By Karlis Elmanis · 16 June 2026
Short answer: a standard repair callout for a domestic electric gate runs £180 to £270+VAT in 2026, depending on where you are and who you call. Across Sussex, Surrey and Kent we charge £225+VAT for a standard callout, which covers diagnosis and the fix on the same visit for most common faults.
The longer answer matters more — because "callout" and "repair" aren't always the same thing, parts are usually separate, and a suspiciously low quote often hides a second visit or a second fee. Here's what's actually included, what parts typically cost, and how to read a quote so you don't get caught out.
What the callout fee actually covers
A repair callout is labour + diagnosis + the fix for most common faults, usually in a single ~1 hour visit. A trained engineer arriving for a callout should be:
- Diagnosing the fault properly — not just guessing at the most expensive part.
- Carrying common spares for the major brands, so the everyday faults are fixed there and then.
- Testing safety devices after the repair — photocells, force settings, manual release — not just getting the gate moving and leaving.
- Telling you the honest cause — if a £30 capacitor fixes it, that's the recommendation, not a £600 motor.
What the callout fee does not automatically include is the cost of any non-standard parts that need ordering. A fair engineer quotes for those *before* fitting them.
Typical repair pricing in 2026
Here's the real-world band for a single domestic gate:
| Job | Typical price |
|---|---|
| Standard repair callout (weekday) | £180–£270+VAT |
| Emergency / same-day callout | £250–£380+VAT |
| Saturday repair | +20% on standard |
| Sunday repair | +50% on standard |
| Add a full service to a repair visit | +£100–£150+VAT |
For reference, our own pricing across Sussex, Surrey and Kent is £225+VAT for a standard weekday callout, £270+VAT for an emergency same-day visit, and +£125+VAT to fold a full service into the same trip. Planned weekend visits carry the usual out-of-hours uplift (+20% Saturday, +50% Sunday) — that's a separate thing from the same-day emergency rate, which is about getting an engineer to you fast rather than which day it is.
What common parts cost
Most gate faults come down to a handful of parts. Rough 2026 prices, fitted:
| Part | What it does | Typical fitted cost |
|---|---|---|
| Capacitor | Gives the motor its starting torque | £30–£80+VAT |
| Photocells (pair) | Stop the gate closing on a car or person | £80–£160+VAT |
| Remote / fob | Reprogrammed or replaced | £25–£70+VAT each |
| Control board | The "brain" of the system | £150–£400+VAT |
| Limit switches | Tell the gate where to stop | £40–£120+VAT |
| Motor / ram (one leaf) | The unit that drives the gate | £300–£700+VAT |
A blown capacitor is the single most common fault and the cheapest to fix — which is exactly why an honest engineer will check it before quoting you a new motor. If the first thing you're told is "you need a new motor" without a proper diagnosis, get a second opinion.
Why two quotes can be so different
| Factor | Cheaper end | Pricier end |
|---|---|---|
| Region | North England, Wales | Greater London, Surrey |
| Gate type | Single swing | Double sliding with safety edges |
| Motor brand parts | CAME, Nice (common parts) | FAAC, commercial systems (specialist parts) |
| Access | Driveway gate, easy reach | Underground motor, removed pavers |
| Parts return visit | Included in the callout | Billed separately |
That last row is the one to watch. A low headline callout can turn into two charges if the return visit to fit an ordered part is billed as a second callout. It's worth checking before you book — see the question below.

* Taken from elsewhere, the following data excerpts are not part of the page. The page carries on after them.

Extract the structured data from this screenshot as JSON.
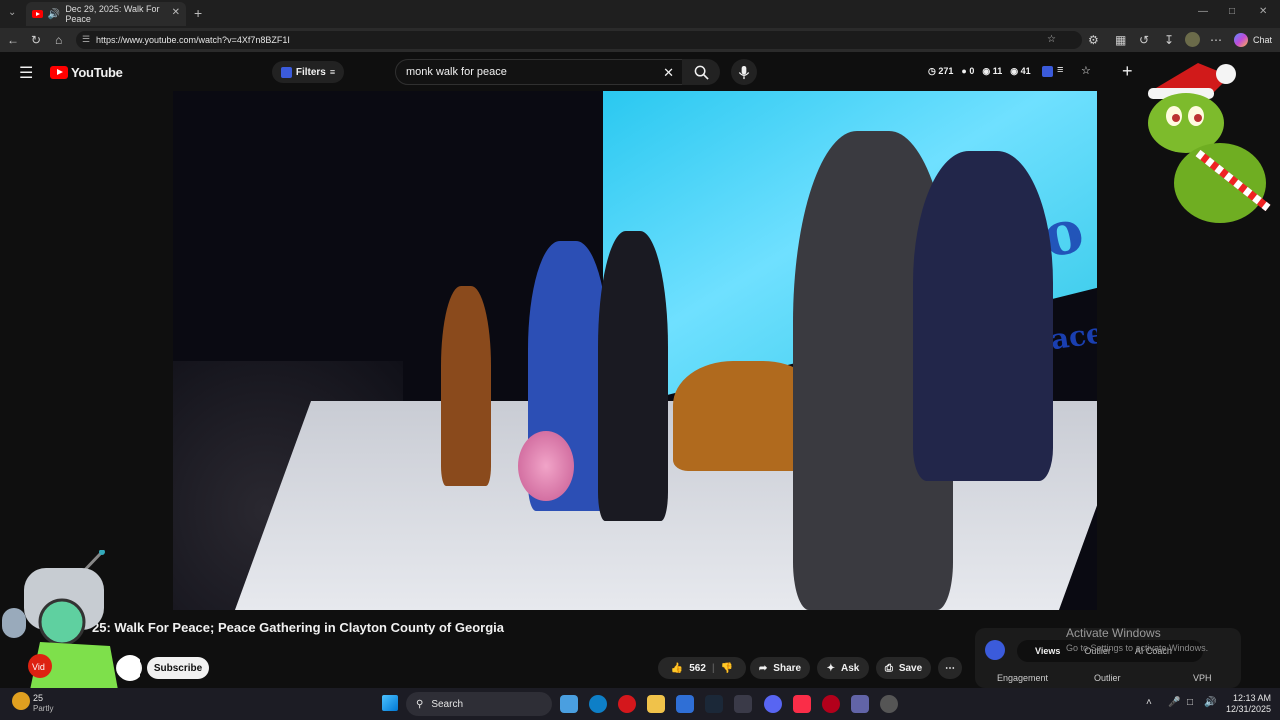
{
  "browser": {
    "tab_title": "Dec 29, 2025: Walk For Peace",
    "url": "https://www.youtube.com/watch?v=4Xf7n8BZF1I",
    "chat_label": "Chat"
  },
  "youtube": {
    "logo_text": "YouTube",
    "filters_label": "Filters",
    "search_value": "monk walk for peace",
    "stats": [
      "271",
      "0",
      "11",
      "41"
    ]
  },
  "video": {
    "title": "25: Walk For Peace; Peace Gathering in Clayton County of Georgia",
    "screen_text": "Walk fo",
    "screen_text2": "eace"
  },
  "actions": {
    "like_count": "562",
    "share_label": "Share",
    "ask_label": "Ask",
    "save_label": "Save",
    "subscribe_label": "Subscribe"
  },
  "analytics": {
    "tabs": [
      "Views",
      "Outlier",
      "AI Coach"
    ],
    "labels": [
      "Engagement",
      "Outlier",
      "VPH"
    ]
  },
  "watermark": {
    "line1": "Activate Windows",
    "line2": "Go to Settings to activate Windows."
  },
  "taskbar": {
    "search_label": "Search",
    "weather_temp": "25",
    "weather_desc": "Partly",
    "time": "12:13 AM",
    "date": "12/31/2025"
  }
}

The one question to ask before booking
*"If you need to order a part, is the return visit to fit it included — or is that a second callout fee?"*
This single question separates fair operators from the rest. A reasonable engineer diagnoses the fault on the first visit, quotes for the part, and fits it on return without charging a second callout for the labour. We don't charge a second callout fee for fitting ordered parts — you pay once for the labour, plus the part.
Repair or replace?
Not every gate is worth repairing, and a straight engineer will tell you when. As a rough guide:
- Repair if it's a capacitor, photocell, board, remote, limit switch, or a single worn part on an otherwise sound motor.
- Consider replacing if the motor is corroded through, the gears are stripped, or the cost of parts is creeping close to the price of a new motor.
A callout plus a modest part that buys you another five years is good value. Pouring £400 of parts into a 20-year-old motor that's failing in three places usually isn't — and you should expect that to be said plainly, not glossed over to win the job.
How to get an accurate quote first time
Before the engineer arrives, have ready:
- The motor brand and model (there's usually a sticker on the housing).
- A short description of the fault — won't open, opens then stops, grinding noise, remote dead, beeping.
- The approximate age of the installation.
- Whether you have the manual release key and any remote spares.
A 30-second message with a photo of the motor housing and the fault often means the engineer arrives with the right part already on the van — which is the difference between one visit and two.